2 tablespoons active dry yeast
3 cups warm water
4 tablespoons olive oil or canola oil
1 tablespoon kosher or sea salt
2 tablespoons sugar
4 fresh garlic cloves, finely minced
1/3 cup black olives (Cheryl prefers French olives), pitted and finely chopped
5 cups whole meal (whole wheat) flour, plus extra for surfaces
5 cups bread flour
1 egg white
1 tablespoon water, plus extra for baking
In the bowl of a food processor or standing mixer, dissolve yeast in warm water. Add oil, salt, and sugar; mix to combine. Add garlic and olives; mix to combine. Add flours; mix until dough forms a ball and pulls away from the side of the bowl. (This is a stiff dough; you may want to finish kneading by hand.) Place dough in a clean bowl, cover, and let rise until doubled, about 1 hour.
Punch dough down gently and return to bowl.
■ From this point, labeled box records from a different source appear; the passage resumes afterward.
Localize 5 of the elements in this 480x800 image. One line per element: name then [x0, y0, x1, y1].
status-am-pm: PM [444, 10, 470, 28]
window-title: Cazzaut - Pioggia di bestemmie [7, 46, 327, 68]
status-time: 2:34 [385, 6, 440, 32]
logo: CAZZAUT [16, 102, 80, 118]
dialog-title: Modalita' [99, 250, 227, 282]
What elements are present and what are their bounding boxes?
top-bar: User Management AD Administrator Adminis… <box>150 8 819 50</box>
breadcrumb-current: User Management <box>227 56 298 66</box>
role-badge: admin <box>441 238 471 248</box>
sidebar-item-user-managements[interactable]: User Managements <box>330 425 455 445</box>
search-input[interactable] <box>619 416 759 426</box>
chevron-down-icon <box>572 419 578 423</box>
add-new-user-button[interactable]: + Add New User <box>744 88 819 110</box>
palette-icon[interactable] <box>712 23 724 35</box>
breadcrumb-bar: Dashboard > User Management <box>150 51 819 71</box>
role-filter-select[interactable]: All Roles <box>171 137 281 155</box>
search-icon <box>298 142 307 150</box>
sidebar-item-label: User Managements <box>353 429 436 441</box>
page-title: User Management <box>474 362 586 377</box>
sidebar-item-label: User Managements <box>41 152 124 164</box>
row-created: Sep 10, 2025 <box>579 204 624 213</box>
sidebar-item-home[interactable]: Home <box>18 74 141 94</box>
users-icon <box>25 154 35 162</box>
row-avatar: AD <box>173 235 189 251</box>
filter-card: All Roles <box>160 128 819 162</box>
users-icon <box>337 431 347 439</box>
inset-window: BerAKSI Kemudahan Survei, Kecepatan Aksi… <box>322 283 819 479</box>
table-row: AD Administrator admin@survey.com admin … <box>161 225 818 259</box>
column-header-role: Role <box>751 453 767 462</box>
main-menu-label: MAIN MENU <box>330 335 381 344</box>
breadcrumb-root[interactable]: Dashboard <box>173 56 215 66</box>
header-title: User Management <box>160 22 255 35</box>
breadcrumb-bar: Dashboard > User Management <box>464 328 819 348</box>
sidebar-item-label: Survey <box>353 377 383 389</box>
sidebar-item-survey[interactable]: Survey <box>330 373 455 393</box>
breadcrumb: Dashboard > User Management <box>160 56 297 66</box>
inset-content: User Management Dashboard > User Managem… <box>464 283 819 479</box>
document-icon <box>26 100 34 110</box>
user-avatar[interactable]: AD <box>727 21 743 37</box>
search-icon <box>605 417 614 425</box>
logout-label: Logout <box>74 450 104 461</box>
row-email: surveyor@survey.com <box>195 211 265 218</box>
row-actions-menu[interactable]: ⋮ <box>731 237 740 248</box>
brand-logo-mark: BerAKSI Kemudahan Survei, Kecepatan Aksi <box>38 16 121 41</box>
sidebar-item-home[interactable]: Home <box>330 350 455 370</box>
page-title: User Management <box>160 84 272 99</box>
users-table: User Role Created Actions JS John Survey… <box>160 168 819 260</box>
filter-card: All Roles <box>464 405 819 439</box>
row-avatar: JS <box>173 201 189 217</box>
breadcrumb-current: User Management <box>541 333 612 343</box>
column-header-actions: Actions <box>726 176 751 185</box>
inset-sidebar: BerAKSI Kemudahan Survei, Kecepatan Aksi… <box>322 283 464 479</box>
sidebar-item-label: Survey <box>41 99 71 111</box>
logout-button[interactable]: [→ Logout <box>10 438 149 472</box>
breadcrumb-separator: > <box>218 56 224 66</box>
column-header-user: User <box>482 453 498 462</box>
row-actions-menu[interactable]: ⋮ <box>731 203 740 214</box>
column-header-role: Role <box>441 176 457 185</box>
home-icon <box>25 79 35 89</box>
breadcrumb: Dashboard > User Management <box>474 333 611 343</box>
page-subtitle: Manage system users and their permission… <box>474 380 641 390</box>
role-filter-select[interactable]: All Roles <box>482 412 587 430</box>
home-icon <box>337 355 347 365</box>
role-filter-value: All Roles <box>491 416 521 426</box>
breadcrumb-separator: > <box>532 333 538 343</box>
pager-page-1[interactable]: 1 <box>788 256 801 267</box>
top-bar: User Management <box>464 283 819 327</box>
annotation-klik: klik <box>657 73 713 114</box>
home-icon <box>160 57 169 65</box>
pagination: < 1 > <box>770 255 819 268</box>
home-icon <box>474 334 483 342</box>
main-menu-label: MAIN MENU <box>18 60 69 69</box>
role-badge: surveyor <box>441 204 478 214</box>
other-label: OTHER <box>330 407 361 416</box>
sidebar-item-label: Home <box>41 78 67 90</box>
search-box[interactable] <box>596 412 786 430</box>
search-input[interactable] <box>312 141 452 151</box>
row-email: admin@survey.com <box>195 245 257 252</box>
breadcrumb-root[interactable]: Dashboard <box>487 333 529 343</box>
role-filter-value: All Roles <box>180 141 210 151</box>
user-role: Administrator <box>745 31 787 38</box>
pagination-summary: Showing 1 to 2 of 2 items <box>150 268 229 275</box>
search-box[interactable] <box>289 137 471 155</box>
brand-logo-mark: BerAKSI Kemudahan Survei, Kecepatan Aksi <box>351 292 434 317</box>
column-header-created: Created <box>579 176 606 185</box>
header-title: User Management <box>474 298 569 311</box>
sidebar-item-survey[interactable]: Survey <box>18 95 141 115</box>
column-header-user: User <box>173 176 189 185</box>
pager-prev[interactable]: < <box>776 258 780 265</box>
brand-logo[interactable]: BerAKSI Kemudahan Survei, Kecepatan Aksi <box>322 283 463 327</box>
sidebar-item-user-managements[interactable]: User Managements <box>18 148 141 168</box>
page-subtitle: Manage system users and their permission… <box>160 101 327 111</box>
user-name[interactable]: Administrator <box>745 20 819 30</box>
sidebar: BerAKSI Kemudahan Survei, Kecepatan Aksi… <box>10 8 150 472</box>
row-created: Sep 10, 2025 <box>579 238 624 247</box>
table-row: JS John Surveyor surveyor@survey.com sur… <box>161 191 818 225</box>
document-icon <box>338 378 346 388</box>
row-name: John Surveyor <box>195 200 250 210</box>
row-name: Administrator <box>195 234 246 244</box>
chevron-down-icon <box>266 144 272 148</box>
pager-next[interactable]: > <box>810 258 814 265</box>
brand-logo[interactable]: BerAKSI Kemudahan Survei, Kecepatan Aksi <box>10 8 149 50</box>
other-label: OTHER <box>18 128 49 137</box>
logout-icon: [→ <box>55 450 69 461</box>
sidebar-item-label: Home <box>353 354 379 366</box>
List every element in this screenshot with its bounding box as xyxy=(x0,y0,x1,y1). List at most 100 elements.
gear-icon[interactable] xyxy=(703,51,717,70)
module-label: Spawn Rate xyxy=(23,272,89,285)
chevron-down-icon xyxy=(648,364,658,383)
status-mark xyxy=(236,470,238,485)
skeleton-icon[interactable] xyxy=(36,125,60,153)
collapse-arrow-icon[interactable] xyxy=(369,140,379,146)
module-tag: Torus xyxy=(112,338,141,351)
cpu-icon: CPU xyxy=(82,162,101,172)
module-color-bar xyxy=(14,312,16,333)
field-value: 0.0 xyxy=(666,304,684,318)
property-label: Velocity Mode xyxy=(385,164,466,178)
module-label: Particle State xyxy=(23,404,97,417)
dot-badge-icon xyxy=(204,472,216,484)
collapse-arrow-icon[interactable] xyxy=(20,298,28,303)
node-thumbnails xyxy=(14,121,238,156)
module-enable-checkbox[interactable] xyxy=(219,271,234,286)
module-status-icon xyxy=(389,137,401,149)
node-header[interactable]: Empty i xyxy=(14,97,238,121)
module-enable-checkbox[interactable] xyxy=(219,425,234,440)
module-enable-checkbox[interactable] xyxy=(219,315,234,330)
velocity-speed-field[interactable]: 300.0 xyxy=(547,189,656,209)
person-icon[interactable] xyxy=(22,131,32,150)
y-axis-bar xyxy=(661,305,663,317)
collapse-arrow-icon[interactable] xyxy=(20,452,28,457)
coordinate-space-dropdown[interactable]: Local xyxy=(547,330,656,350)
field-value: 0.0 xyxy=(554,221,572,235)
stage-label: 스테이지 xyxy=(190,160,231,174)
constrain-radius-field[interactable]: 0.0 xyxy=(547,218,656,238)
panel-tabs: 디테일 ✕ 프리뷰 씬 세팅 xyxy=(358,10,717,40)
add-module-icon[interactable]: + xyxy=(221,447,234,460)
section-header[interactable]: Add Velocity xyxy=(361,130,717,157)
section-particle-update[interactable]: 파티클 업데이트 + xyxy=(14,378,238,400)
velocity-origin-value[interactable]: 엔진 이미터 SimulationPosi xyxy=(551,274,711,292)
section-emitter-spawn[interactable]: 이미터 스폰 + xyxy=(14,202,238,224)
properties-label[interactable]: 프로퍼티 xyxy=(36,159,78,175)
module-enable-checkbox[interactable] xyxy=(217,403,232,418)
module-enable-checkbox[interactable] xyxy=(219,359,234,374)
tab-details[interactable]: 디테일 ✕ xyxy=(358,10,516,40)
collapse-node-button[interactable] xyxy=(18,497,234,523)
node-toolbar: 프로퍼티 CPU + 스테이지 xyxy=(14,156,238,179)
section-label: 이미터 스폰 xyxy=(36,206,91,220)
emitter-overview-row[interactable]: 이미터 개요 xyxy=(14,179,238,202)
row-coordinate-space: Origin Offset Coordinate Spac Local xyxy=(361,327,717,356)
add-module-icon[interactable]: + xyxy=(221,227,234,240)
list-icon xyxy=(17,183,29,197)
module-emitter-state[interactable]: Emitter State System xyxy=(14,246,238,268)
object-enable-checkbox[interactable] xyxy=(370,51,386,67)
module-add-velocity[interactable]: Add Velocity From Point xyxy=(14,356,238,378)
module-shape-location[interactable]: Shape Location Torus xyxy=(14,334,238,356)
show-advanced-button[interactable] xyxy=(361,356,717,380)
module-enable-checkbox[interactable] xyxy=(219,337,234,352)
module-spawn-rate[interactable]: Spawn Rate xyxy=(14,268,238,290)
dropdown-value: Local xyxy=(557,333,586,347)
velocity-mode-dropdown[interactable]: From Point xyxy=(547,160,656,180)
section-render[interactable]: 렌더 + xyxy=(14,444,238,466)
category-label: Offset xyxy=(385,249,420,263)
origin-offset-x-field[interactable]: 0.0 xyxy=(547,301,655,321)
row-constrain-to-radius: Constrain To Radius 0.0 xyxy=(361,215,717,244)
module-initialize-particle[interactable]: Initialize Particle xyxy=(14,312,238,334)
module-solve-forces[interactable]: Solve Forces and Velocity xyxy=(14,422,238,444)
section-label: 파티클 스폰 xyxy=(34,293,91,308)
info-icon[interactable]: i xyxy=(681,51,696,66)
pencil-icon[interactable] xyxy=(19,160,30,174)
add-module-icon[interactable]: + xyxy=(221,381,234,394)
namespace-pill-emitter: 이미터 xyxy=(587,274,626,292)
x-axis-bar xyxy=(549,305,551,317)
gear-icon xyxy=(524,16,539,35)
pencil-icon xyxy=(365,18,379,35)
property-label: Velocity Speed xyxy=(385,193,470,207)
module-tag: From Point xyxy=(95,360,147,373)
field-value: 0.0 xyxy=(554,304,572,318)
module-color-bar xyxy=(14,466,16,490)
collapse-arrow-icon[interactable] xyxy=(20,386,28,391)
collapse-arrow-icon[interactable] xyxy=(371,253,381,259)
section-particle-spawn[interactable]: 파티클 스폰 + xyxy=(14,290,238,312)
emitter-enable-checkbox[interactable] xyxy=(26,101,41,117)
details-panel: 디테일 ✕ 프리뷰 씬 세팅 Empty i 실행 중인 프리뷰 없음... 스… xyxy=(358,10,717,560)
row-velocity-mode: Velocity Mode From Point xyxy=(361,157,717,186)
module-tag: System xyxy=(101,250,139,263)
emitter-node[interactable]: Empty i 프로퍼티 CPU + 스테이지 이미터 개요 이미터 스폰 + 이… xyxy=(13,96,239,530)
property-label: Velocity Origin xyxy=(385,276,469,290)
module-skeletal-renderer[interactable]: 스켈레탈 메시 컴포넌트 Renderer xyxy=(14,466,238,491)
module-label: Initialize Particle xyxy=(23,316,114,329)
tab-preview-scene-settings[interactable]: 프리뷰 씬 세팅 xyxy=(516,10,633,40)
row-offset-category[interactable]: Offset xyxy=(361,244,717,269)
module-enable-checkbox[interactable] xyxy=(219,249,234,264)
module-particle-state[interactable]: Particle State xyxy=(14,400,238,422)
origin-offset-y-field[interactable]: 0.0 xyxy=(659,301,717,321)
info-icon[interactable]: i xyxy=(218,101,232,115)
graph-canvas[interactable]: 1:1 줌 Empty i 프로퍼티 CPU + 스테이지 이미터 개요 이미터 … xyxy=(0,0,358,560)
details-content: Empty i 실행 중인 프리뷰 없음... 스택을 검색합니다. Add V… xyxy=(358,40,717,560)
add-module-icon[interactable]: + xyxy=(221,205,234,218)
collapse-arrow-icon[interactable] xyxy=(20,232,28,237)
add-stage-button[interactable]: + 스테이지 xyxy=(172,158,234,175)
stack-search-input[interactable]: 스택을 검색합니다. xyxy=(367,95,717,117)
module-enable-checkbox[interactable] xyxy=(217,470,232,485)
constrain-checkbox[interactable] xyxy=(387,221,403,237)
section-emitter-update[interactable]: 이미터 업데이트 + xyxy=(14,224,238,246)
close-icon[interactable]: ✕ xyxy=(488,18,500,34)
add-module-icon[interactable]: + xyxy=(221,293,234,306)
Cover and let rise until doubled, about 45 minutes. Turn dough out onto a lightly floured surface and divide into four pieces. Knead dough slightly, then roll out into rectangles the length of a baguette-style bread pan (about 18 inches). Roll dough up lengthwise and place, seam side down, in a baguette pan or on a baking sheet. Using a razor or sharp knife, make three or four diagonal slashes (about 1/4 inch deep) 2 to 3 inches apart along top of each loaf. Let rise 30 minutes.
Heat oven to 425 degrees. In a small bowl, whisk together egg white and water. Brush top of each loaf with mixture. Spray loaves gently with a light coat of water. Place a shallow pan filled with water on lowest oven rack. On middle rack, bake loaves 20 to 30 minutes or until golden brown. Let rest 30 minutes before slicing.